The Federal Deposit Insurance Corp. (FDIC) took over Wachovia's deposits, who then sold them to Citigroup (C).

Citi, in turn, granted up to $12 billion in preferred shares to the FDIC. It also guaranteed up to $32 billion in bad Wachovia assets.

The FDIC is on the hook for the rest, hence the preferred shares.

Citi made a smart move because now it's too big to fail. And since the government has essentially pledged its commitment to the big banks while tossing the smaller frys, like Lehman Bros., to the wolves, Citi is on higher ground.

But that higher ground isn't entirely solid ground. Citi may have announced a 50% dividend cut and $10 billion equity raise, but it's not nearly enough.
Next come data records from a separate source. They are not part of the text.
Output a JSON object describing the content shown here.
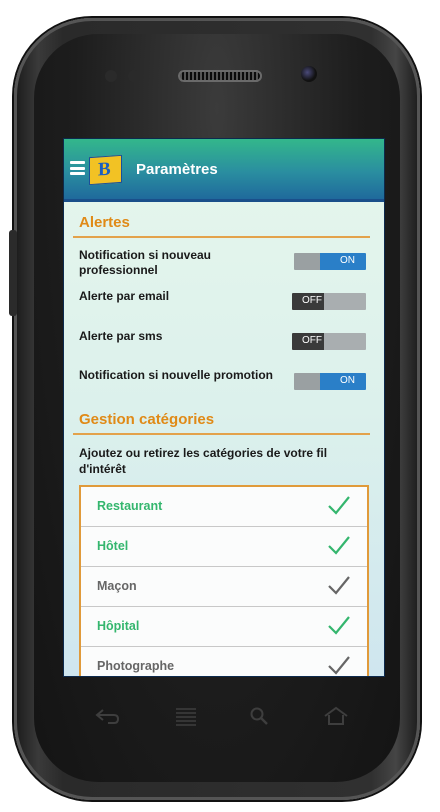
{
  "appbar": {
    "title": "Paramètres",
    "menu_icon": "hamburger-icon",
    "logo_icon": "app-logo-icon"
  },
  "alerts": {
    "title": "Alertes",
    "items": [
      {
        "label": "Notification si nouveau professionnel",
        "state": "ON"
      },
      {
        "label": "Alerte par email",
        "state": "OFF"
      },
      {
        "label": "Alerte par sms",
        "state": "OFF"
      },
      {
        "label": "Notification si nouvelle promotion",
        "state": "ON"
      }
    ]
  },
  "categories": {
    "title": "Gestion catégories",
    "description": "Ajoutez ou retirez les catégories de votre fil d'intérêt",
    "items": [
      {
        "name": "Restaurant",
        "selected": true
      },
      {
        "name": "Hôtel",
        "selected": true
      },
      {
        "name": "Maçon",
        "selected": false
      },
      {
        "name": "Hôpital",
        "selected": true
      },
      {
        "name": "Photographe",
        "selected": false
      }
    ]
  },
  "colors": {
    "accent": "#e08a17",
    "selected": "#34b66e",
    "toggle_on": "#2a7fc8",
    "appbar_top": "#33b78b",
    "appbar_bottom": "#1f6a9c"
  },
  "device_nav_icons": [
    "back-icon",
    "menu-icon",
    "search-icon",
    "home-icon"
  ]
}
The company is grossly overvalued, and it will need to radically dilute shareholders, which will hit C's stock values.

If you've been holding Citi long, waiting for a turnaround, you may want to reconsider -- unless you've got a lot of time on your hands. Much of its future depends on what promises were made to the company about the upcoming bad-asset auctions and at what price it will be able to sell these assets to Uncle Sam.

In fact, everything is hanging in the balance while we wait for Uncle Sam's stance. There are a lot of wild cards in the next month that will have unpredictable effects on the market including:

  • The signing of the bailout bill
  • The first bad-asset auction and the "bid" or price for banks' assets
  • The election

If today is any indication, we are in for a wild ride … or more like a wild slide.